Before TPS, I lived in the shadows of America. I couldn’t’ work. I couldn’t own a car or obtain a driver’s license. It was a very difficult time because I always thought that there would be no hope for me and people like me who were undocumented. That is until I heard about TPS. This humanitarian protection gave me hope and made me start to think about what my life could look like in the long term. I started to set real goals. I planned for my future.
But my TPS expires in May and Donald Trump wants to end both TPS and DACA, the Deferred Action for Childhood Arrivals, which gives children brought to the U.S. without papers a reprieve from deportation. Earlier this week, Trump ended TPS for more than 200,000 nationals from El Salvador. He’s already ended TPS for people from Nicaragua, Haiti and Yemen. He has not yet announced a decision about Honduran nationals with TPS.
It is inhuman and cruel to force people who have been raised here, who go to school here, who work here and who are part of their communities to live in a country they no longer know. We are Americans in every way, except for papers.
Where are my human rights and my right to choose to live where I am safe and free? I’m 17 years old. I live with the stress and anxiety that I could be taken from the land I know as home.
Yemen, the country where I was born, is extremely dangerous to live, especially for young people. All I ask is the right to work and live in the United States freely without always having to worry that I will be deported every time I step outside. It’s so ironic that Trump wants to deport immigrants when we know from our history classes that America has been built by immigrants from its founding. In the 1880’s immigrants came to the U.S. for better economic opportunities and in the 1600’s, the Pilgrims came for religious freedom.

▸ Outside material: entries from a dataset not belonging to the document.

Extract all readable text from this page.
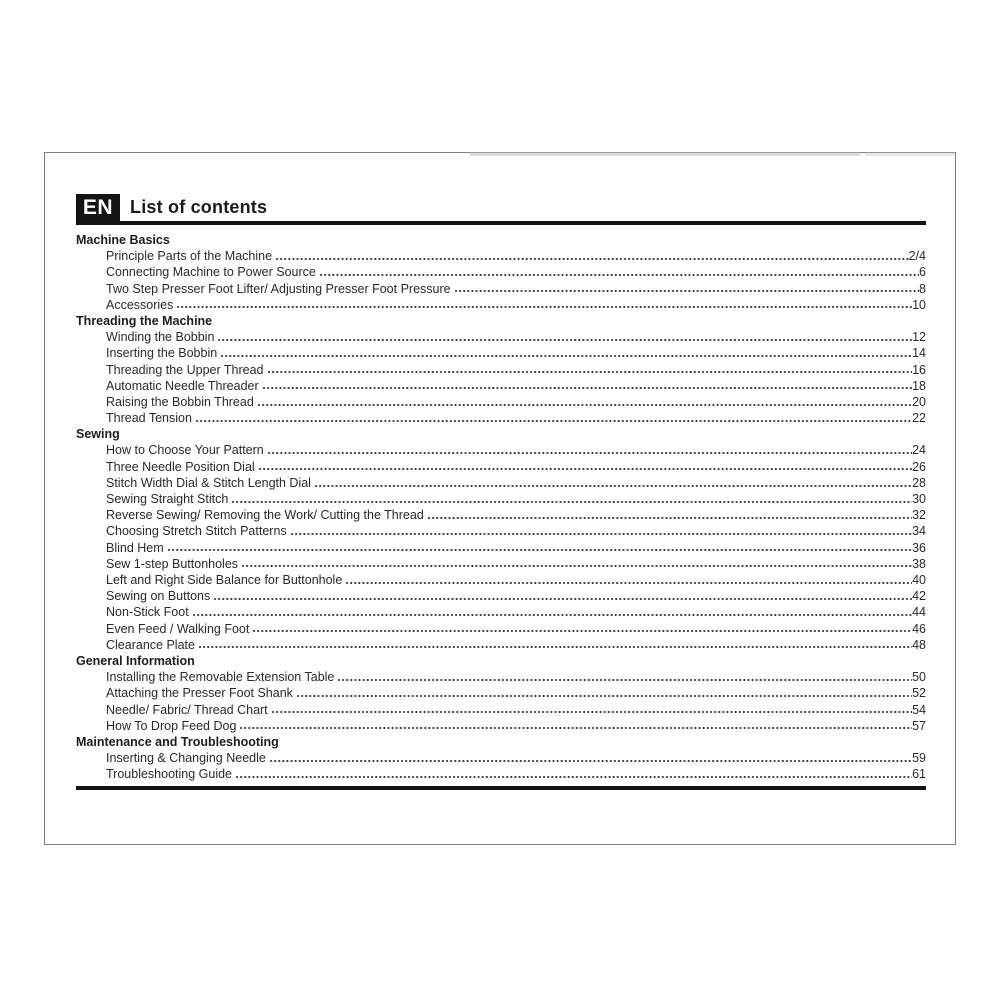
EN List of contents
Machine Basics
Principle Parts of the Machine	2/4
Connecting Machine to Power Source	6
Two Step Presser Foot Lifter/ Adjusting Presser Foot Pressure	8
Accessories	10
Threading the Machine
Winding the Bobbin	12
Inserting the Bobbin	14
Threading the Upper Thread	16
Automatic Needle Threader	18
Raising the Bobbin Thread	20
Thread Tension	22
Sewing
How to Choose Your Pattern	24
Three Needle Position Dial	26
Stitch Width Dial & Stitch Length Dial	28
Sewing Straight Stitch	30
Reverse Sewing/ Removing the Work/ Cutting the Thread	32
Choosing Stretch Stitch Patterns	34
Blind Hem	36
Sew 1-step Buttonholes	38
Left and Right Side Balance for Buttonhole	40
Sewing on Buttons	42
Non-Stick Foot	44
Even Feed / Walking Foot	46
Clearance Plate	48
General Information
Installing the Removable Extension Table	50
Attaching the Presser Foot Shank	52
Needle/ Fabric/ Thread Chart	54
How To Drop Feed Dog	57
Maintenance and Troubleshooting
Inserting & Changing Needle	59
Troubleshooting Guide	61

Today’s immigrants, as well as all Americans of good will who believe in hard work and fairness, need to stand together against the efforts of the Trump administration, which has shown itself to only want to get rid of black and brown people.
I had always been afraid of speaking up and practicing my first amendment right. But the injustices I see now in our great nation, of families being torn apart for no reason, have made me realize I need to speak out. That is why I am taking a stand against heartless and cruel government officials.
I want to let Congress know that they aren’t only ending a policy; they are ending young innocent lives who were brought to the United States as children by their parents so they have the opportunity for a better life. My mother loves me so much and would do anything for me to obtain a chance for a better future, as any parent would. She only wanted her son to have a better education and a better shot at life. My TPS has allowed me to build a life. Congress needs to pass a clean DREAM Act that provides a permanent status for the immigrants with DACA and TPS. We are asking for the opportunity to continue the lives we have built in America. We want what all Americans want, a shot at the American dream. America was built by immigrants. Let’s give them the chance to continue.
Helal Alshalali is a high school student and immigration activist with the Fair Immigration Reform Movement.